Time to throw a veggie pattie on the barbie
Image source: plan59.com
The headline news in The Observer today is that we have to cut back on meat consumption if we want to get serious about addressing climate change. This ‘controversial’ statement (according to the article) made by the Chair of the United Nations Intergovernmental Panel on Climate Change, and Nobel Peace Prize winner, Dr Rajendra Pachauri, is old news and it is amazing it hasn’t been given the airplay it deserves. Meat production accounts for around 20% of global greenhouse gas emissions from the production of animal feeds, but also from the farts of livestock! A bigger worry is that meat consumption has quadrupled in the last 50 years and is on course to increase even more dramatically as China and India get richer and demand for higher protein diets increases (maybe less so in India given the religious factors governing vegetarianism). Although meat is rich in protein, other good sources are potatoes, whole wheat bread, rice, broccoli, spinach, almonds, peas, chickpeas, peanut butter, tofu (soybean curd), soymilk, lentils and kale. Far more protein per hectare can be produced this way than through raising livestock. Not only this, but far less water is required. According to John Robbins, it roughly takes 60, 108, 168, 229 pounds of water to produce a pound of potatoes, wheat, corn and rice respectively. He reports that a pound of beef however, requires 12,000 gallons of water.
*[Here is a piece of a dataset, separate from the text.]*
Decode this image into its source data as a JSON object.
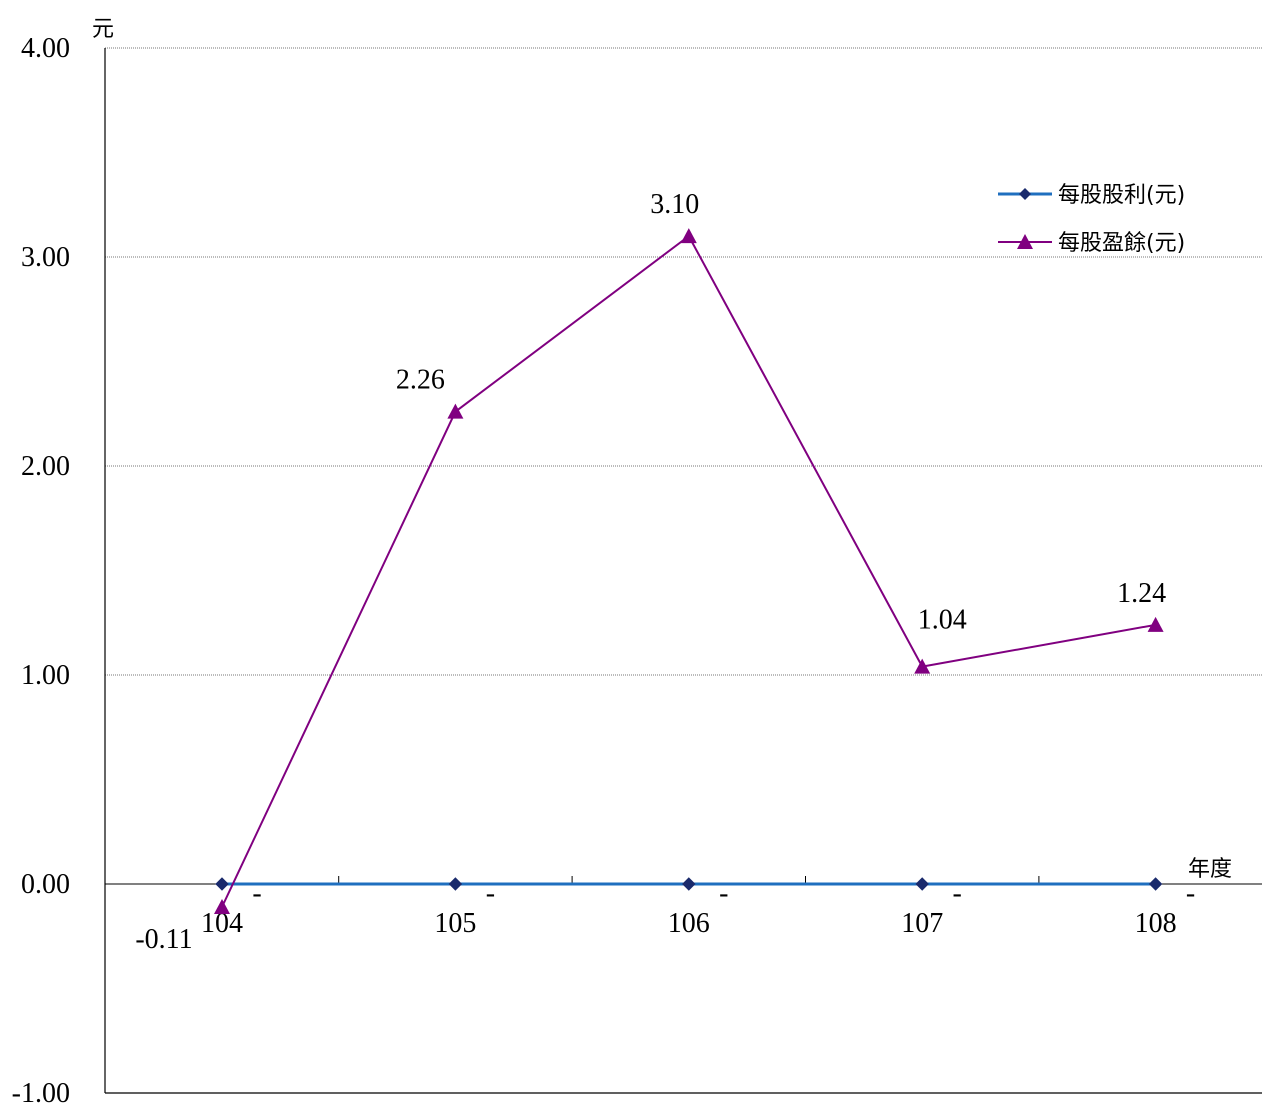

Are you stating that 12000 gallons of water is destroyed and is never available again for use. Water is one commodity of which we have adequate supplies. Perhaps not all in the correct place, but to argue that 1lb of beef uses 12000 gallons of water is nonsense. It is just as nonsensickle to imagine that all the foodstuffs used to feed beef, lamb, chicken, pork et al is able to be substituted by alternate arable crops. Many of these creature exist in areas where crops would fail to produce any yield other than meat.
Please please use better arguments that the tried and trite.